Elisa rio por el comentario de su tutor, el maestro siguió con su intervención.

—Es fundamental reconocerse en la razón del colectivo para encontrar el sentido de lo que somos como pueblo, para expresar los íntimos sentimientos que nos recorren la sangre. Se sufre con los colores hasta que se les domina, las formas nos reproducen y dictan el color, y el color al tiempo también dicta sus paisajes. Por eso es necesario acercarse al más importante de ellos: el cuerpo humano.
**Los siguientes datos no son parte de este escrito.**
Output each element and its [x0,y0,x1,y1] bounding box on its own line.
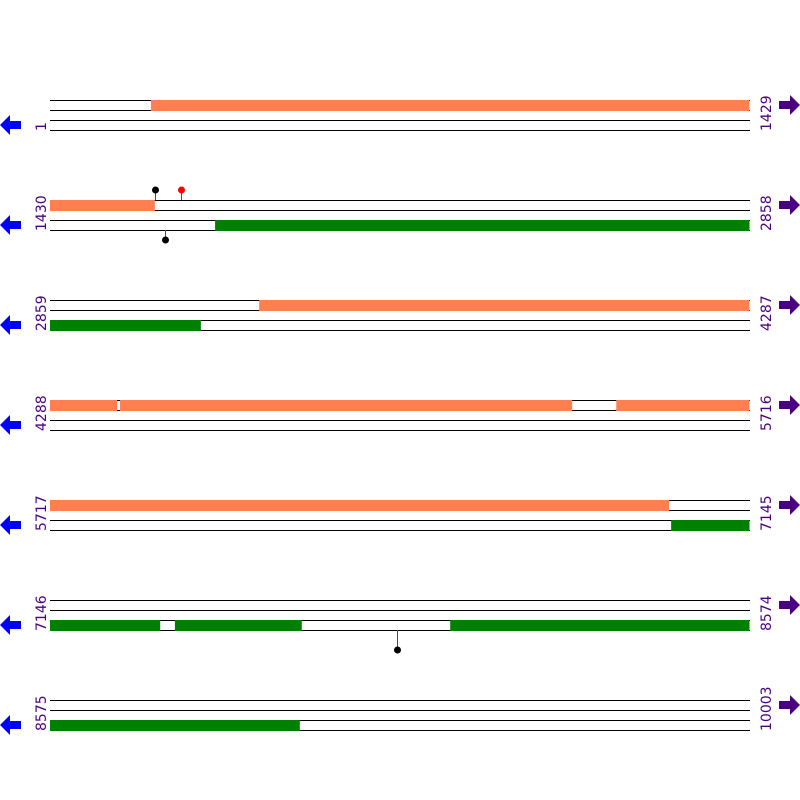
forward-feature [50,400,118,411]
arrow-left-icon [0,515,21,535]
sequence-row: 1430 2858 [0,186,800,244]
row-start-label: 1430 [34,195,50,231]
arrow-right-icon [779,295,800,315]
row-start-label: 5717 [34,495,50,531]
marker-dot [394,646,401,654]
row-start-label: 1 [34,122,50,131]
sequence-row: 1 1429 [0,95,800,135]
forward-feature [50,200,155,211]
row-end-label: 8574 [759,595,775,631]
reverse-feature [50,720,300,731]
forward-feature [616,400,750,411]
row-start-label: 8575 [34,695,50,731]
forward-feature [259,300,750,311]
row-start-label: 2859 [34,295,50,331]
arrow-right-icon [779,495,800,515]
arrow-left-icon [0,715,21,735]
sequence-row: 2859 4287 [0,295,800,335]
arrow-right-icon [779,595,800,615]
arrow-left-icon [0,415,21,435]
reverse-feature [174,620,302,631]
reverse-feature [215,220,750,231]
arrow-left-icon [0,215,21,235]
row-end-label: 10003 [759,686,775,731]
forward-feature [50,500,670,511]
reverse-feature [50,320,201,331]
reverse-feature [50,620,161,631]
marker-dot [162,236,169,244]
arrow-right-icon [779,95,800,115]
row-end-label: 4287 [759,295,775,331]
reverse-feature [671,520,750,531]
arrow-left-icon [0,115,21,135]
row-start-label: 4288 [34,395,50,431]
sequence-row: 8575 10003 [0,686,800,735]
arrow-right-icon [779,395,800,415]
sequence-row: 5717 7145 [0,495,800,535]
arrow-right-icon [779,195,800,215]
forward-feature [150,100,750,111]
reverse-feature [450,620,750,631]
marker-dot [178,186,185,194]
arrow-right-icon [779,695,800,715]
arrow-left-icon [0,315,21,335]
marker-dot [152,186,159,194]
arrow-left-icon [0,615,21,635]
row-end-label: 5716 [759,395,775,431]
row-start-label: 7146 [34,595,50,631]
row-end-label: 7145 [759,495,775,531]
forward-feature [120,400,573,411]
sequence-row: 4288 5716 [0,395,800,435]
sequence-row: 7146 8574 [0,595,800,654]
row-end-label: 2858 [759,195,775,231]
row-end-label: 1429 [759,95,775,131]
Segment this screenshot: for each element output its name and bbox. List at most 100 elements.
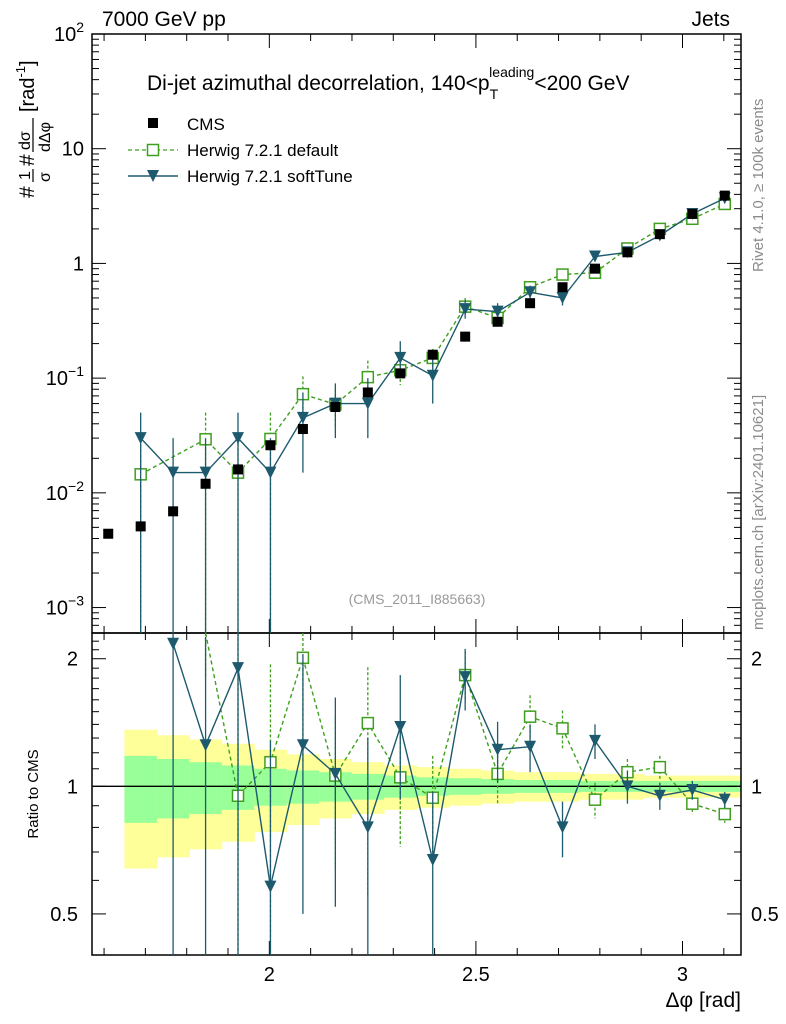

Rosa, Emilia y Paula lo miraban con rostro de desconcierto, Lucía estaba distraída con el último de los panecillos de la canasta, Elisa, por el contrario, no podía contener la emoción.

—Ustedes han demostrado que son capaces –prosiguió el pintor–, ¡no más de lo mismo!, ahora vamos al reto más grande, ¡qué carajos de paisajitos! El pintor trae a la vida una tela muerta y la convierte en un mundo, pongamos a hablar al hombre: ¡las telas tienen que decir! ¡Ustedes son capaces! Ahora tienen madurez para asumir el oficio, esta vocación nos impone retos superiores. Mis alumnas queridas: más fuerza, más fuerza, es hora de ampliar el alma, sin prisa, pero sin pausa –terminó de decir el maestro con tono encendido.

Hubo un silencio en la mesa que se prolongó por unos segundos, el maestro se percató de que quedaba aún un último trago de café; antes de acabar de tomárselo Elisa habló por primera vez, rompiendo la emoción contenida.

—¡Pero qué dicha, maestro! –dijo casi gritando. Al lado Lucía, su mejor amiga, estalló en una risa estridente.